Frank Barney (1862-1954) was born in Union Springs, NY where he lived until he was ten years old.
In 1872 his family moved to Groton, where he obtained work with a carriage painter who gave him his first oil painting lesson.
In 1881, Barney moved to Auburn and worked as a clerk at the Bowman & Sagar Drug Co. on Genesee Street, before opening his own studio in 1887. He began his art career water-coloring portrait photos at Ten Eyck Photo Portraits, but soon returned to oil painting.
Also in 1887, Barney studied with the Arts Student League in New York City, and later studied under William Merritt Post.
He then returned to Auburn and continued painting scenes from around the Finger Lakes region.
Thomas Mott Osborne, noted prison reformer and frequent visitor to Barney’s studio, became increasingly interested in his potential. Osborne offered Barney a loan to cover the cost of studying in Paris, which Barney accepted.
Barney arrived in Paris in 1895, living with Edward Gohl, another well-known Auburn artist. Barney’s style had been in the style of the Hudson River School, but his time in Paris influenced him to experiment with French Impressionism.
After Paris, Barney returned to Auburn but traveled frequently around the Finger Lakes region and the Northeast to paint.

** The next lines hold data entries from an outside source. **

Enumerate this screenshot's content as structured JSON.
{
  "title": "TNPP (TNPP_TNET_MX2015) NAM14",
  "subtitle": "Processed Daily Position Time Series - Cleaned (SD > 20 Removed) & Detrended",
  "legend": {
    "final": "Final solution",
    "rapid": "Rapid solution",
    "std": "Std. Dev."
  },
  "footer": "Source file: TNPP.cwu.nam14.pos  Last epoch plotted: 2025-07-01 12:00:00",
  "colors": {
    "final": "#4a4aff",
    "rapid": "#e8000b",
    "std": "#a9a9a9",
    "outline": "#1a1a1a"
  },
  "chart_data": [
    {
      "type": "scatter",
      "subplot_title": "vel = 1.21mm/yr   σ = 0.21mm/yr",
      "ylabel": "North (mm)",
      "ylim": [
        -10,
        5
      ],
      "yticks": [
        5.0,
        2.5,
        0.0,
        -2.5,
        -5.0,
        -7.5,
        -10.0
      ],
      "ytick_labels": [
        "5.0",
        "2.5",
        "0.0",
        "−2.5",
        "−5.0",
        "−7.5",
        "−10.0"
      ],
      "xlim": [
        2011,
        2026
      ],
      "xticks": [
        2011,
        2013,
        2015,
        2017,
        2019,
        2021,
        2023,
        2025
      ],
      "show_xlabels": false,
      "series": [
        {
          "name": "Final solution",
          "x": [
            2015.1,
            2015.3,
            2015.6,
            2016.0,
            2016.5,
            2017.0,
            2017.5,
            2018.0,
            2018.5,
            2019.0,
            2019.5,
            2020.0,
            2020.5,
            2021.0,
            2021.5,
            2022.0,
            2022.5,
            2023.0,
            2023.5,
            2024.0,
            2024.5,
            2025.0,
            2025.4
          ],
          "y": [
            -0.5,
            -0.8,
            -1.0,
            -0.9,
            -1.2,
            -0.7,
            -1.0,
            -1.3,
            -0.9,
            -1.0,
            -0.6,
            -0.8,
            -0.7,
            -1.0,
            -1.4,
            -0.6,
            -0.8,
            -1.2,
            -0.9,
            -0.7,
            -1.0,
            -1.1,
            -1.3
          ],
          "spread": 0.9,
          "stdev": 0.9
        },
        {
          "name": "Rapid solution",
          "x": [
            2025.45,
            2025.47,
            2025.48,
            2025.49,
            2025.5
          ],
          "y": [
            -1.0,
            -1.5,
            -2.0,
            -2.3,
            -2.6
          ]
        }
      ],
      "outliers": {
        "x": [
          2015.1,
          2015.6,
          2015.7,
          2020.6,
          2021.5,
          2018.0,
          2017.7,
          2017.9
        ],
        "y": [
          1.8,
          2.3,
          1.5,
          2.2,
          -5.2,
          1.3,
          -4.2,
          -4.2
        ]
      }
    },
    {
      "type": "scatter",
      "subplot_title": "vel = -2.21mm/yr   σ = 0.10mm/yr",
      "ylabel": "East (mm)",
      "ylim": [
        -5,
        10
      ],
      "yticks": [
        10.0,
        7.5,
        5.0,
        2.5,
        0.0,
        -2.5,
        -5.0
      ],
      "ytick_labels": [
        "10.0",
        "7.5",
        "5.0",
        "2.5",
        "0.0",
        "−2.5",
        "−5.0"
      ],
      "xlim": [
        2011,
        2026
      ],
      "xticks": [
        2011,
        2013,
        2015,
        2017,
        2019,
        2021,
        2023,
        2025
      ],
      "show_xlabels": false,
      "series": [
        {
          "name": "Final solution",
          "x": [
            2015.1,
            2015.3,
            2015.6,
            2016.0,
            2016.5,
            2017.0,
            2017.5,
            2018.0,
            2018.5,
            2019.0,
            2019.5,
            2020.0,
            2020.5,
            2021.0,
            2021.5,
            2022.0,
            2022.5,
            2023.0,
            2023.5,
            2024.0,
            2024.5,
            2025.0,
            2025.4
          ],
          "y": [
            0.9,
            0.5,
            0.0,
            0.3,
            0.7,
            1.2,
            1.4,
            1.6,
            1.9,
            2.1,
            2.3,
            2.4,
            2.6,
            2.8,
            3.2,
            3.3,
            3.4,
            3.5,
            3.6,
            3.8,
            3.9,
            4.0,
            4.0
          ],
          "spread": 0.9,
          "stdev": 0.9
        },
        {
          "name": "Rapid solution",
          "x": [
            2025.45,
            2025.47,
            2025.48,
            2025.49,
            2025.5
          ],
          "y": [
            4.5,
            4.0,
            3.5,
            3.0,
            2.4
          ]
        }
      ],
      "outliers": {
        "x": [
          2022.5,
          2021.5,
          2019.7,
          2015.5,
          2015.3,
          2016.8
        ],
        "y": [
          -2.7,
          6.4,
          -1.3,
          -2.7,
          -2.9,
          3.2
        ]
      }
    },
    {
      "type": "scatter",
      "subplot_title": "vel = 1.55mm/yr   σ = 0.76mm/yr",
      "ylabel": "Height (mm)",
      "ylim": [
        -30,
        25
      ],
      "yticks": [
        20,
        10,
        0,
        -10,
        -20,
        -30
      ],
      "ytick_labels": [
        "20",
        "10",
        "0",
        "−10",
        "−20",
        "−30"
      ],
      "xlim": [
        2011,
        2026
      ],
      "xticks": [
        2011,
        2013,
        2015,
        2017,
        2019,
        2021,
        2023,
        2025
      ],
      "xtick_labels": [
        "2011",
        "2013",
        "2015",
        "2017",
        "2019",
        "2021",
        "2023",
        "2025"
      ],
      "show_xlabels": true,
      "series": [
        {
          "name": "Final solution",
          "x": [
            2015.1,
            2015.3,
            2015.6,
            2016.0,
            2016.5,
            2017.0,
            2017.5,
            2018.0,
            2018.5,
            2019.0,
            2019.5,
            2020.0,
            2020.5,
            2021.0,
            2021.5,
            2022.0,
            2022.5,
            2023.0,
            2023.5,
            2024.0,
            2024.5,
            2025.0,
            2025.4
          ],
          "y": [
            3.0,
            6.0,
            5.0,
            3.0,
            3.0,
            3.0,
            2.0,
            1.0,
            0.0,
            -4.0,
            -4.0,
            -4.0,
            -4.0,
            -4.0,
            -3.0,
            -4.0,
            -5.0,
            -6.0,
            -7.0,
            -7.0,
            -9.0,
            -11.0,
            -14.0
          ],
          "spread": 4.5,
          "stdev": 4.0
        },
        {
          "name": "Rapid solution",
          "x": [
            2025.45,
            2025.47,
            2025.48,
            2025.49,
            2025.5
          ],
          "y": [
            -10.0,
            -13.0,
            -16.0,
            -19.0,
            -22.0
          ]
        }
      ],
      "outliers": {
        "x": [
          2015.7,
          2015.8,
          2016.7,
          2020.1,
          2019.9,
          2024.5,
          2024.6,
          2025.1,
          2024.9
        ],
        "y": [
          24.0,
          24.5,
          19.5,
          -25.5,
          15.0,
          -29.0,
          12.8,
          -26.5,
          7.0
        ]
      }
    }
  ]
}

He participated in the Federal Arts Project of the Works Progress Administration during the 1930s, which was created to
provide work relief to artists and established over 100 community art centers in the United States.
Rather than establishing himself with a major New York gallery, Barney preferred to sell his paintings himself, mostly to buyers
in the Auburn area. His landscapes became prized possessions among those who owned them. As the Daubers Club said in
a 1952 article; “While it is true that there have been many highly talented artists in the history of Auburn none of them has
contributed to the delight of our citizens with so many enjoyable paintings over so long a period of time.”